PEDRO ALEXANDRE SANCHES
DA REPORTAGEM LOCAL

Em afinação e confronto com seu tempo, a quarentona Madonna lança um disco chamado "Music" no momento em que música se torna conceito em dissolução, ao menos da maneira como era conhecida até aqui, com o aval e o cimento de uma indústria das mais poderosas. Bem, Madonna, você não está sozinha.
Nós do lado de cá, analistas de discos, talvez sejamos também, a partir desta data histórica, espécie em extinção. O conceito de "Music" está desmontado, suas faixas se desgarraram, pode-se criticar 60%, 70% de seu novo CD.
É um momento notável na história da música pop e, também -feliz coincidência-, na carreira de Madonna. OK, numa leitura à George Orwell, pode ser que todo mundo pegue de graça, Madonna fique pobre e a Warner Music vá à falência (hahaha, rirão os críticos, antes do desemprego).
Mas, um segundo antes do big bang, o mundo da música está cheio de vida.
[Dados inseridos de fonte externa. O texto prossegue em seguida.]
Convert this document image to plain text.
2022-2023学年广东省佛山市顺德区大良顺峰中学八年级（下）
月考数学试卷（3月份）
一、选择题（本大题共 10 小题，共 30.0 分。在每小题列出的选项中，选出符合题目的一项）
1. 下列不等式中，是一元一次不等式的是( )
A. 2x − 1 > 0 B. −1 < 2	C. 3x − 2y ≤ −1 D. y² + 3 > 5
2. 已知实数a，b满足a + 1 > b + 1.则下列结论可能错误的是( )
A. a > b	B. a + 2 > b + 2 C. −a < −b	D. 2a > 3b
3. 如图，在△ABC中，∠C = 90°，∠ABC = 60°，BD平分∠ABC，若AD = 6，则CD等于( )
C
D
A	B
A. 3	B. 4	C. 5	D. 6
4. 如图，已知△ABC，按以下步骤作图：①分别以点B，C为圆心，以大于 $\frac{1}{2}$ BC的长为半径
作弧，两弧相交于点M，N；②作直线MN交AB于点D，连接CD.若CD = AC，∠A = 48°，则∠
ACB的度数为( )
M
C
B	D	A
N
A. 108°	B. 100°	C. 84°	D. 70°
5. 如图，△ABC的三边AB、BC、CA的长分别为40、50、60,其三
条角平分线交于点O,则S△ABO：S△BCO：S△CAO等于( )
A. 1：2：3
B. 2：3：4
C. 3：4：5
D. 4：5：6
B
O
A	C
Madonna é grátis e -vamos à crítica- seu novo trabalho é o mais empolgado que já fez. Recuperou-se da carolice pós-maternidade de "Ray of Light" (98). Acostumou-se a ser mãe e quer a música de volta para si.
Pois música é o que não falta em "Music". Atravessado pela influência de William Orbit e por efeitos de robotização e virtualização (e "napsterização", viu dona Madonna?) da música, "Music" é funk, é disco music, é pop, é folk, é new wave anos 80 (sua origem, afinal), é trip hop, é tecno, é Neil Young e é Lenny Kravitz.
O CD (CD?) é 100% (100%?) futurista. Abusa de cibernética, vocoders, efeitos fofos. Reformulando digitalmente seus vocais hoje quase perfeitos, Madonna localiza-se entre o pioneiro Kraftwerk (citado evidentemente na faixa-título) e Cher (mãe da nova cafonice com o vocoder de "Believe").
Música borbulha no Carnaval à americana "Amazing", na sensacional "Nobody's Perfect", em "Paradise". Esta é o abismo negro: traga new age, robôs, trilha de cinema antigo, Serge Gainsbourg, "2001". Uau, Madonna nunca esteve tão afiada.
"Runaway Lover" é quase resumo. Kitsch-futurista, parece "Guerra nas Estrelas", espada-laser. Parece a volta da Madonna de "Like a Virgin" (84), a mais real de todas as madonnas. Ao final, a faixa (faixa?) involui no efeito batido de alguém pisando na tomada do aparelho. Mas... Madonna vai pisar na tomada do Napster?
É aguardar os próximos rounds. Está todo mundo no mesmo barco (submarino?). O mundo novo chegou, diferente de Orwell e de tudo que se imaginava. A música? Por enquanto sobrevive.